746The contents of this buffer will be written to the file
747.I pmon.out
748when the program terminates.
749.SH
750COUNT s
751.IP
752Increments the counter specified by
753.I s.
754.SH
755TRACNT w,a
756.IP
757Used at the entry point to procedures and functions,
758combining a transfer to the entry point of the block with
759an incrementing of its entry count.
760.NH 2
761Set operations
762.IP
763The set operations
764set union
765.SM ADDT,
766intersection
767.SM MULT,
768and the set relationals
769.SM RELT
770are straightforward.
771The following operations are more interesting.
772.SH
773CARD s
774.IP
775Takes the cardinality of a set of size
776.I s
777bytes on top of the stack, leaving a 2 byte integer count.
778.SM CARD
779uses a table of 4-bit population counts to count set bits
780in each 4-bit nibble of each byte in the set.
781.SH
782CTTOT s,w,w
783.IP
784Constructs a set.
785This operation requires a non-trivial amount of work,
786checking bounds and setting individual bits or ranges of bits.

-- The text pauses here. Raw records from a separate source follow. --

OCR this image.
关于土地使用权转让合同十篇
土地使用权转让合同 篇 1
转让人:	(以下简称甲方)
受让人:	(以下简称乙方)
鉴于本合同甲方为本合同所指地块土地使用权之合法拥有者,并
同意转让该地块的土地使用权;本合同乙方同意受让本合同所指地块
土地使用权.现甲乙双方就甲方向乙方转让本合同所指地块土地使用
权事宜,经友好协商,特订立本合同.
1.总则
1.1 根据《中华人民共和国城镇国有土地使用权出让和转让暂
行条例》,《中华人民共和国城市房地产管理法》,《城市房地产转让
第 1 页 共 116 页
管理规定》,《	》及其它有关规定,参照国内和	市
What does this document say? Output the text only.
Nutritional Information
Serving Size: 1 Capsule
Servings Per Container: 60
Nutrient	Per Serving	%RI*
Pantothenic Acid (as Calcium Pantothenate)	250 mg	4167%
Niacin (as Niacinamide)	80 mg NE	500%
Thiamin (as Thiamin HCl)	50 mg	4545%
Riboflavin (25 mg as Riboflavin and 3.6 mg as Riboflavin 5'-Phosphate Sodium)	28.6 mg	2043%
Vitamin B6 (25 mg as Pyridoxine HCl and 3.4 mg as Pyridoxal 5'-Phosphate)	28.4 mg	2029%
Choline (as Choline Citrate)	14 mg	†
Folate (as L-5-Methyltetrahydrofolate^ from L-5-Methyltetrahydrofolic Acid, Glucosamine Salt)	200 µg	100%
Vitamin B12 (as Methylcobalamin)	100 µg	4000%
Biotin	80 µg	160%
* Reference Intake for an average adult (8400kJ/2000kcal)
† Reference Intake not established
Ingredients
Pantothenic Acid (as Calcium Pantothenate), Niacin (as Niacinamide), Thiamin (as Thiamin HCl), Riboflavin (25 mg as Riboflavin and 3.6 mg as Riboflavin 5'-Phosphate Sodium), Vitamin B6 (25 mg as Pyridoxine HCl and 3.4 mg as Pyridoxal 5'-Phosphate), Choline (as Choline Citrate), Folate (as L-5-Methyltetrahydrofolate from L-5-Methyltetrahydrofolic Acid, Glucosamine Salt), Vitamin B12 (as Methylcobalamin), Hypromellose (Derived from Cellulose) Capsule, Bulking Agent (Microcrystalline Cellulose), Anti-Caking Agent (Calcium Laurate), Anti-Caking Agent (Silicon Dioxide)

787This operation sequence is very slow,
788and motivates the presence of the operator
789.SM INCT
790below.
791The arguments to
792.SM CTTOT
793include the number of elements
794.I s
795in the constructed set,
796the lower and upper bounds of the set,
797the two
798.I w
799values,
800and a pair of values on the stack for each range in the set, single
801elements in constructed sets being duplicated with
802.SM SDUP
803to form degenerate ranges.
804.SH
805IN s,w,w
806.IP
807The operator
808.B in
809for sets.
810The value
811.I s
812specifies the size of the set,
813the two
814.I w
815values the lower and upper bounds of the set.
816The value on the stack is checked to be in the set on the stack,
817and a Boolean value of
818.I true
819or
820.I false
821replaces the operands.
822.SH
823INCT
824.IP
825The operator
826.B in
827on a constructed set without constructing it.
828The left operand of
829.B in
830is on top of the stack followed by the number of pairs in the
831constructed set,
832and then the pairs themselves, all as single word integers.
833Pairs designate runs of values and single values are represented by
834a degenerate pair with both value equal.
835A typical situation for this operator to be generated is
836.LS
837\fBif\fR ch \fBin\fR ['+', '-', '*', '/']
838.LE
839.IP
840or
841.LS
842\fBif\fR ch \fBin\fR ['a'..'z', '$', '_']
843.LE
844.IP
845These situations are very common in Pascal, and
846.SM INCT
847makes them run much faster in the interpreter,
848as if they were written as an efficient series of
849.B if
850statements.
851.NH 2
852Miscellaneous
853.IP
854Other miscellaneous operators which are present in the interpreter
855are
856.SM ASRT
857which causes termination if the Boolean value on the stack is not
858.I true,
859and
860.SM STOI ,
861.SM STOD ,
862.SM ITOD ,
863and
864.SM ITOS
865which convert between different length arithmetic operands for
866use in aligning the arguments in
867.B procedure
868and
869.B function
870calls, and with some untyped built-ins, such as
871.SM SIN
872and
873.SM COS \&.
874.IP
875Finally, if the program is run with the run-time testing disabled, there
876are special operators for
877.B for
878statements
879and special indexing operators for arrays
880which have individual element size which is a power of 2.
881The code can run significantly faster using these operators.
882.NH 2
883Functions and procedures
884.IP
885.I Px
886has a large number of built-in procedures and functions.
887The mathematical functions are taken from the standard
888system library.
889The linear congruential random number generator is described in
890the
891.I "Berkeley Pascal User Manual"
892.IP
893The procedures
894.I linelimit
895and
896.I dispose
897are included here but currently ignored.
898One surprise is that the built-ins
899.I pack
900and
901.I unpack
902are here and quite complex, functioning as a memory to memory
903move with a number of semantic checks.
904They do no ``unpacking'' or ``packing'' in the true sense, however,
905as the interpreter supports no packed data types.